Get the Facts About Salivary Gland Tumors
Salivary gland cancers originate in the salivary glands. These glands are present in three major pairs and they are found below the jaw. There are smaller ones inside the cheeks and lips, in the throat and in the mouth. When tumors develop in these glands, they are usually in the parotid gland. In fact, about 85 percent of these tumors are found in this gland and approximately 25 percent of tumors in the parotid are determined to be cancerous. However, overall, tumors in the salivary gland are rare.
It is not fully understood what causes salivary gland tumors. However, it is known that when certain cells in these glands experience a DNA mutation that a tumor develops. The mutations make it possible for the cells to divide and grow rapidly. Normal cells would die, but the mutated ones continue living. They accumulate into a tumor and nearby tissues are invaded.

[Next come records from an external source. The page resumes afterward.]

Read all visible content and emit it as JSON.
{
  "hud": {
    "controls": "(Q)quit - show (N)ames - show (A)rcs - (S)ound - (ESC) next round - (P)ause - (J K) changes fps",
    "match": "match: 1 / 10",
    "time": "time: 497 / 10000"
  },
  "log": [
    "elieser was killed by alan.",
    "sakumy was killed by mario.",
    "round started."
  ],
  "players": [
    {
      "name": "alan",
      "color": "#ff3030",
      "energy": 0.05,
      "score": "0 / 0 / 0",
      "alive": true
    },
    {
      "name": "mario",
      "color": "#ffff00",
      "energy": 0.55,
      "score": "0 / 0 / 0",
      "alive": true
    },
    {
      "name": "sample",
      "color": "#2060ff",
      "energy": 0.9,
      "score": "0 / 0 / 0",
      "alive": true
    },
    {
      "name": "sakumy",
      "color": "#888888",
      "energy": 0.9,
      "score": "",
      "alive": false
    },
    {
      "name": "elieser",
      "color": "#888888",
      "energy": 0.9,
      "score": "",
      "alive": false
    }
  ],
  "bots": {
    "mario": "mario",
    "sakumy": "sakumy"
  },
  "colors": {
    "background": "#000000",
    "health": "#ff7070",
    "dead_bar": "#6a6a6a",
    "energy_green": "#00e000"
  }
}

There are three known risk factors associated with these tumors. Older adults are most often affected, but they can develop at any age. Those who have been exposed to radiation either with medical treatments or in the environment are at a higher risk. People working in certain environments might also be at a higher risk, such as those working in asbestos mining, rubber manufacturing, and plumbing.
When symptoms occur, they are generally isolated to the area where the tumor is present. They may include:
- Swelling or a lump close to the site of the tumor
- On one side of the face, muscle weakness is possible
- Trouble swallowing
- Numbness of the face near the area of the tumor
- The affected salivary gland can be painful
- Difficulty opening the mouth wide for eating or examination
The symptoms can occur with tumors that are both cancerous and noncancerous. The severity depends on several factors, such as the size of the tumor and the patient’s overall health status.
After a thorough examination process, determining if the tumor is cancerous and then staging a cancerous one, a treatment regimen is determined. Chemotherapy may be used for more advanced forms of salivary gland cancer. However, it is not considered to be a standard treatment.
Radiation therapy works to kill cancer cells using various high-powered energy beams. Following surgery to remove a tumor, this may be used to kill any cancer cells that may still be present. It may also be used instead of surgery when a tumor is too risky to remove.
Surgery is the most common treatment method. Smaller tumors may be removed alone or with the affected salivary gland. If the cancer has spread, nearby lymph nodes may need to be removed. In the most serious of tumor removals, reconstructive surgery may be needed.
Salivary gland tumors are not a health issue most people hear about unless they have experience with them. However, basic knowledge is important to protect a person’s health. Like all tumors, it is imperative to have them evaluated promptly. If it is determined that the tumor is cancerous, patients and their doctors will work together to build a treatment plan.